One thing that shocked me was just how important the incentive mechanisms and game theory behind the design are (they’re literally 95% of getting the build right). During our time in Binance Labs, we were in Full Node Berlin, where we had the opportunity to present Tellor, take feedback on our design and tweak it to get it to be audit ready. We were very excited to send this version to audit. We finally felt the incentives and design were finally right (see our whitepaper for more).

The audit

First off, our auditors were awesome! They were really hands on and seemed to really enjoy going through our code and hearing about our design. We were really pushing boundaries with our code and I really loved working with people that are fascinated by challenges. Like most firms, they gave us an initial review with a list of recommended updates that are usually classified as high, medium, and low priority. We generally try to address all the recommendations as promptly as possible, but there was definitely some back and forth since Solidity definitely has various opinions when it comes to best practice.

For example, during the first review, assembly code for obtaining the minimum and maximum of an array was recommended to save gas and we implemented the recommendation and added unit tests for it. However, during the second review phase, it was recommended that for readability purposes and to avoid problems with future solidity updates it would be best not to use assembly code, so we quickly and happily switched it back.

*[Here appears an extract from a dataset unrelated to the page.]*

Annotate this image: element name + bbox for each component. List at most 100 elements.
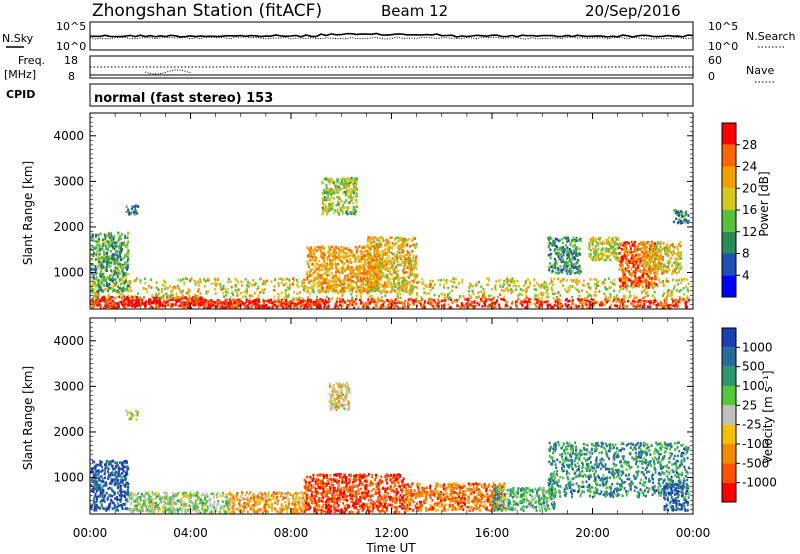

We embraced the feedback!

Luckily, most of the feedback we received was on making our code more efficient or readable. We had to make a tough decision on the way we declared variables and we didn’t know if the auditors would like our structure. But we knew from the beginning that we wanted to keep our contracts upgradable but keep one eternal and continuing storage contract. One of the ways we decided to do this was by mapping the keccak 256 of the variable name to a variable of its type. Since we decided not to declare each variable independently but rather map the name of the variable to its type we essentially can add an infinite number of variables to each type (uint, address, bool). Declaring each variable limits future upgrades to the contracts since we would not be able to add variables to the storage (see more here..). We made the decision to sacrifice readability for upgradability. We documented the variables clearly on the storage contract, included getter functions for these, articulated our and our user needs to the auditors and kept our code structure. I don’t know if the auditors had previously seen this structure of declaring variables with a mapping on other contracts but I’m glad it was just a readability recommendation. We really pushed boundaries on the technical side and we felt quite proud that Certik, at one of the last meetings, jokingly mentioned that if their techs could conquer Tellor’s code, then they truly understand Solidity.

Conclusion

It was a long road (albeit not as long as some other projects) to get Tellor to the point where it is today. Hopefully you can learn from our journey, and our big recommendation to other projects is to just get stuff production ready (aka safe) and push it out. Things are different when you’re actually going live, so go through the auditing process and the whole mainnet launching process sooner rather than later. You’re not building just for yourself, so give it to users and go from there. The last thing anyone wants is a well polished project that no one uses. Work with the auditors to make it safe so you can work with users to make an impact.

Shout out to Authio (our first auditor) and Certik who just completed our final audit.